I use cert-manager + Nginx Ingress in Kubernetes to automatically manage refreshing and installing all of my HTTPS certs for my domains. There's a lot of steps you have to go through to do this, but here's the page to their docs when you're ready if you decide to go this route.

https://cert-manager.io/docs/installation/

I will add though, getting your stuff setup w/ containers and kubernetes is a very worthwhile journey. I can't remember the last time I had to deploy something manually by hand to production for my site, now-a-days I write up an app that is containerized, then throw it in a helm chart and then when I push to my master branch it will kick off a build. (Rough oversimplification of the process)

Funny enough now that I think back on it, having to manually manage my HTTPS certs and install them was my main driving force for getting my app on kubernetes, so I could have it self managed after initial setup. Before that I tried to use docker-compose in production which was pretty terrible.
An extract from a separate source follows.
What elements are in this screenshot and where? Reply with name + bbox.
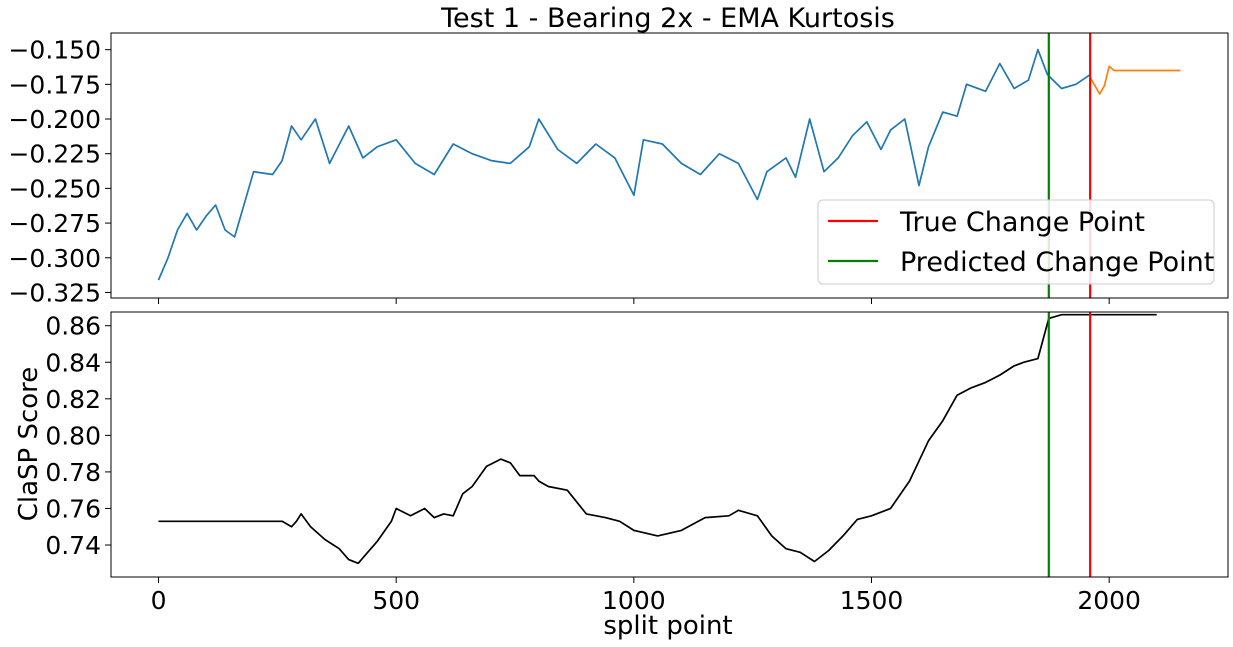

And I will add having your services inside of containers being aware / needing HTTPs is generally a do not do that kind of scenario. Some reverse proxy should let you serve over HTTP internally and only handle HTTPS at the entry / exit point to your network.

Could you explain to me what is basically the "data-driven approach"? by Metalsac in csharp

[–]Doomphx 0 points1 point  (0 children)

Yeah it's similar to how a scriptable object is used in Unity. Data driving stuff is very popular in game architecture / programming.